What is the harness of an LLM system? The term (with scaffolding also used at times) became popular with the arrival of advanced tools such as Claude Code or Codex App. In these tools the LLM operates inside a complex loop that manages context, performs external calls requested by the LLM itself, or updates auxiliary files where the state and memory of the whole process are kept. In more advanced versions, harnesses can even manage multi-agent systems, coordinating different LLMs to achieve a goal.

In the case of the ARC-AGI-2 competition, at the beginning of 2026 several harness + LLM systems achieved excellent results, improving greatly on what standalone LLMs could do. I wrote about that in the previous post, where I mentioned Johan Land’s beetree/ARC-AGI project, which on January 5, 2026 reached 76.11% on ARC-AGI-2. The harness he used allowed a combination of GPT-5.2, Gemini-3, and Opus 4.5 inside a long-horizon reasoning loop (about 6 hours per problem), with more than 100,000 calls to Python code, visual reasoning, and a kind of “council of judges” used to evaluate solutions.

The justification from Chollet’s team is that evaluating LLM systems with harnesses does not provide a reliable indication of the LLM’s capabilities with respect to the benchmark, because the evaluation is also including the harness itself. If a harness + LLM system solves a task, an important part of the success may come from the strategy defined by the harness, which was designed by a human team. That goes against the idea of measuring the system’s fluid intelligence. The LLM should be the one that, on its own, discovers the strategies defined by the harness and has the capabilities it provides. Something like that is what happened with ARC-AGI-2, which was first solved by mixed harness + LLM systems and then, a couple of months later, by the new frontier LLMs.
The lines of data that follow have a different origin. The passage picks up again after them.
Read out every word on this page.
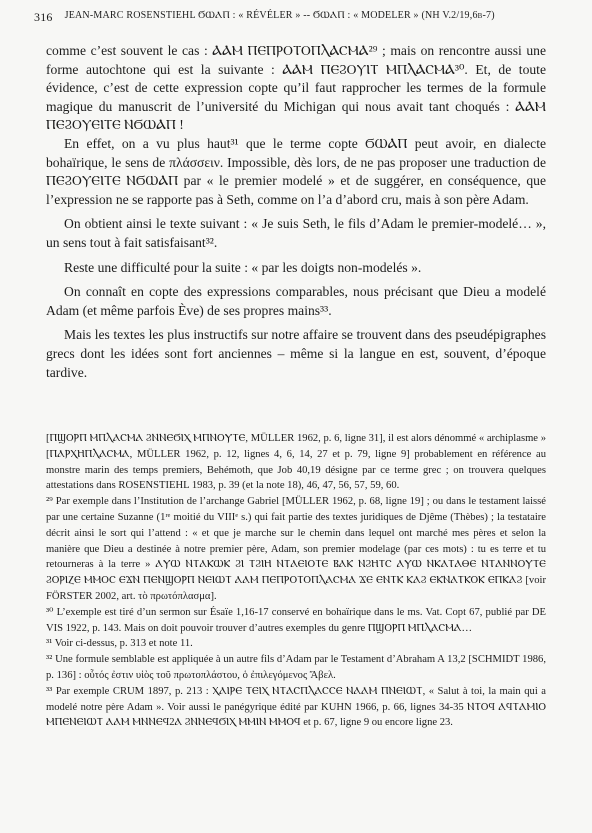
316 JEAN-MARC ROSENSTIEHL ϬⲰⲀⲠ : « RÉVÉLER » -- ϬⲰⲀⲠ : « MODELER » (NH V.2/19,6b-7)

comme c’est souvent le cas : ⲀⲀⲘ ⲠⲈⲠⲢⲞⲦⲞⲠⲖⲀⲤⲘⲀ²⁹ ; mais on rencontre aussi une forme autochtone qui est la suivante : ⲀⲀⲘ ⲠⲈϨⲞⲨⲒⲦ ⲘⲠⲖⲀⲤⲘⲀ³⁰. Et, de toute évidence, c’est de cette expression copte qu’il faut rapprocher les termes de la formule magique du manuscrit de l’université du Michigan qui nous avait tant choqués : ⲀⲀⲘ ⲠⲈϨⲞⲨⲈⲒⲦⲈ ⲚϬⲰⲀⲠ !

En effet, on a vu plus haut³¹ que le terme copte ϬⲰⲀⲠ peut avoir, en dialecte bohaïrique, le sens de πλάσσειν. Impossible, dès lors, de ne pas proposer une traduction de ⲠⲈϨⲞⲨⲈⲒⲦⲈ ⲚϬⲰⲀⲠ par « le premier modelé » et de suggérer, en conséquence, que l’expression ne se rapporte pas à Seth, comme on l’a d’abord cru, mais à son père Adam.

On obtient ainsi le texte suivant : « Je suis Seth, le fils d’Adam le premier-modelé… », un sens tout à fait satisfaisant³².

Reste une difficulté pour la suite : « par les doigts non-modelés ».

On connaît en copte des expressions comparables, nous précisant que Dieu a modelé Adam (et même parfois Ève) de ses propres mains³³.

Mais les textes les plus instructifs sur notre affaire se trouvent dans des pseudépigraphes grecs dont les idées sont fort anciennes – même si la langue en est, souvent, d’époque tardive.

[ⲠϢⲞⲢⲠ ⲘⲠⲖⲀⲤⲘⲀ ϨⲚⲚⲈϬⲒⲬ ⲘⲠⲚⲞⲨⲦⲈ, MÜLLER 1962, p. 6, ligne 31], il est alors dénommé « archiplasme » [ⲠⲀⲢⲬⲎⲠⲖⲀⲤⲘⲀ, MÜLLER 1962, p. 12, lignes 4, 6, 14, 27 et p. 79, ligne 9] probablement en référence au monstre marin des temps premiers, Behémoth, que Job 40,19 désigne par ce terme grec ; on trouvera quelques attestations dans ROSENSTIEHL 1983, p. 39 (et la note 18), 46, 47, 56, 57, 59, 60.

²⁹ Par exemple dans l’Institution de l’archange Gabriel [MÜLLER 1962, p. 68, ligne 19] ; ou dans le testament laissé par une certaine Suzanne (1ʳᵉ moitié du VIIIᵉ s.) qui fait partie des textes juridiques de Djême (Thèbes) ; la testataire décrit ainsi le sort qui l’attend : « et que je marche sur le chemin dans lequel ont marché mes pères et selon la manière que Dieu a destinée à notre premier père, Adam, son premier modelage (par ces mots) : tu es terre et tu retourneras à la terre » ⲀⲨⲰ ⲚⲦⲀⲔⲰⲔ ϨⲒ ⲦϨⲒⲎ ⲚⲦⲀⲈⲒⲞⲦⲈ ⲂⲀⲔ ⲚϨⲎⲦⲤ ⲀⲨⲰ ⲚⲔⲀⲦⲀⲐⲈ ⲚⲦⲀⲚⲚⲞⲨⲦⲈ ϨⲞⲢⲒⲌⲈ ⲘⲘⲞⲤ ⲈϪⲚ ⲠⲈⲚϢⲞⲢⲠ ⲚⲈⲒⲰⲦ ⲀⲀⲘ ⲠⲈⲠⲢⲞⲦⲞⲠⲖⲀⲤⲘⲀ ϪⲈ ⲈⲚⲦⲔ ⲔⲀϨ ⲈⲔⲚⲀⲦⲔⲞⲔ ⲈⲠⲔⲀϨ [voir FÖRSTER 2002, art. τὸ πρωτόπλασμα].

³⁰ L’exemple est tiré d’un sermon sur Ésaïe 1,16-17 conservé en bohaïrique dans le ms. Vat. Copt 67, publié par DE VIS 1922, p. 143. Mais on doit pouvoir trouver d’autres exemples du genre ⲠϢⲞⲢⲠ ⲘⲠⲖⲀⲤⲘⲀ…

³¹ Voir ci-dessus, p. 313 et note 11.

³² Une formule semblable est appliquée à un autre fils d’Adam par le Testament d’Abraham A 13,2 [SCHMIDT 1986, p. 136] : οὗτός ἐστιν υἱὸς τοῦ πρωτοπλάστου, ὁ ἐπιλεγόμενος Ἄβελ.

³³ Par exemple CRUM 1897, p. 213 : ⲬⲀⲒⲢⲈ ⲦⲈⲒⲬ ⲚⲦⲀⲤⲠⲖⲀⲤⲤⲈ ⲚⲀⲀⲘ ⲠⲚⲈⲒⲰⲦ, « Salut à toi, la main qui a modelé notre père Adam ». Voir aussi le panégyrique édité par KUHN 1966, p. 66, lignes 34-35 ⲚⲦⲞϤ ⲀϤⲦⲀⲘⲒⲞ ⲘⲠⲈⲚⲈⲒⲰⲦ ⲀⲀⲘ ⲘⲚⲚⲈϤ2Ⲁ ϨⲚⲚⲈϤϬⲒⲬ ⲘⲘⲒⲚ ⲘⲘⲞϤ et p. 67, ligne 9 ou encore ligne 23.
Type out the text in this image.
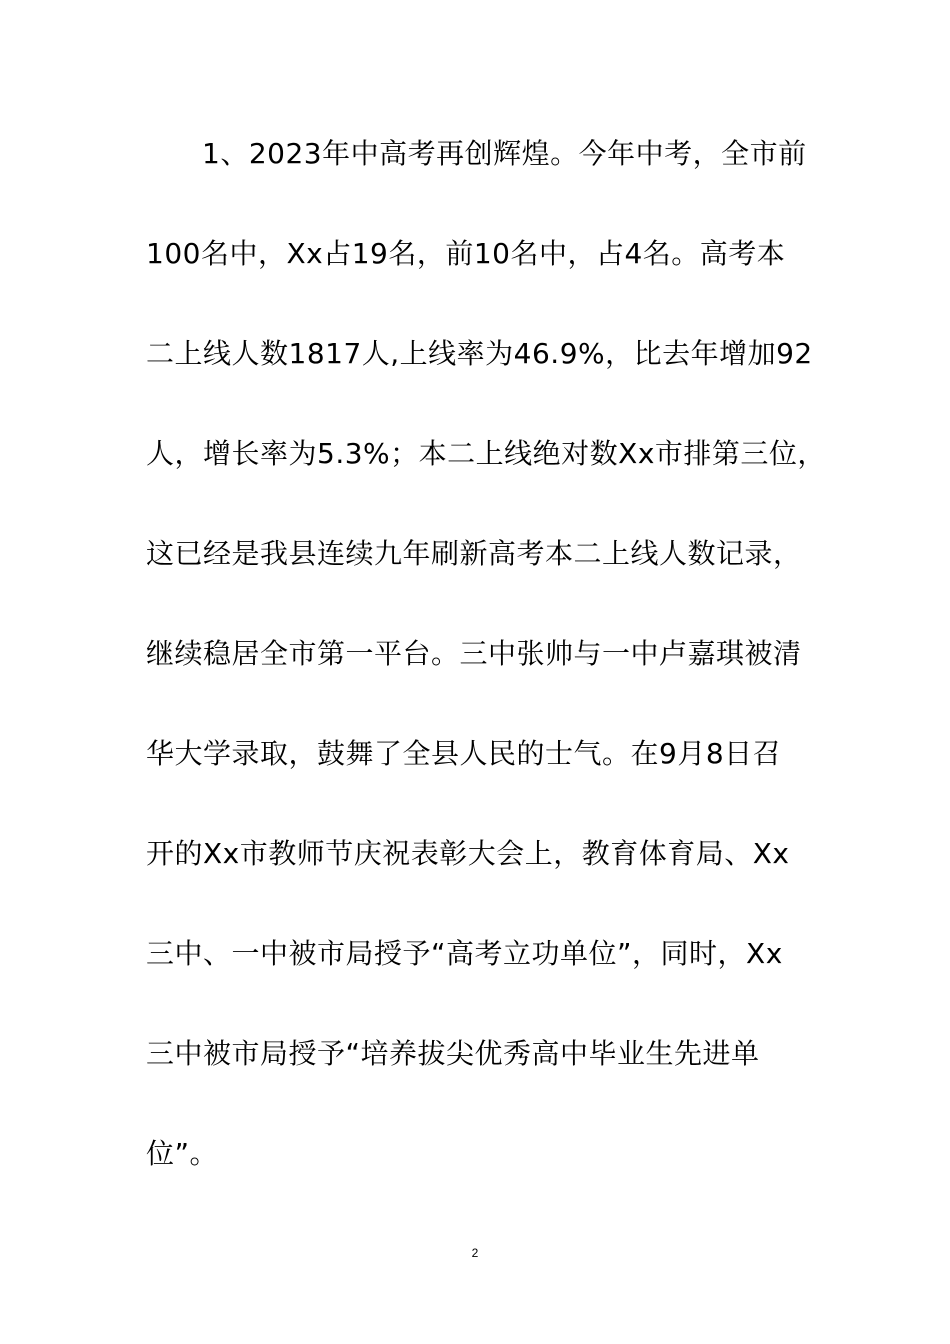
1、2023年中高考再创辉煌。今年中考，全市前
100名中，Xx占19名，前10名中，占4名。高考本
二上线人数1817人,上线率为46.9%，比去年增加92
人，增长率为5.3%；本二上线绝对数Xx市排第三位，
这已经是我县连续九年刷新高考本二上线人数记录，
继续稳居全市第一平台。三中张帅与一中卢嘉琪被清
华大学录取，鼓舞了全县人民的士气。在9月8日召
开的Xx市教师节庆祝表彰大会上，教育体育局、Xx
三中、一中被市局授予“高考立功单位”，同时，Xx
三中被市局授予“培养拔尖优秀高中毕业生先进单
位”。
2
There is an economic side to the discussion that is not mentioned very often. Running an evaluation that uses harnesses is expensive because it relies heavily on the API of the latest LLM versions, the ones with the highest cost. By deciding not to include these systems in the public leaderboard, the organization is also signaling that it is not going to absorb the cost of evaluating them.

There have been dissenting voices on X and at least one research team has already achieved a respectable result on ARC-AGI-3 using its own harness. The response from Arc Prize seems reasonable to me: the teams proposing new mixed systems should run the evaluations themselves on the public tasks, and the results should be published in a leaderboard maintained by the organization itself, the ARC-AGI Community Leaderboard. That way the approach and the result get visibility, but they remain separate from the official verification process and the official competition.

Mike Knoop, co-founder of Arc Prize, has also commented on the interest of studying mixed systems. A hypothetical harness + LLM that solved ARC-AGI-3 would give us clues about the capabilities still missing from base models, capabilities that might later appear in more advanced ones. These systems could also serve as a benchmark for models: different models using the same harness would obtain different scores, so the harness could help us distinguish the capabilities of the models themselves.

But the fact that these systems deserve to be studied does not justify using them in the competition’s official leaderboard. I agree with Chollet that the important moment will come when LLMs are able, on their own, to do what these harnesses are doing. And we can only verify that if ARC-AGI-3 is solved by the LLMs themselves, without any external help.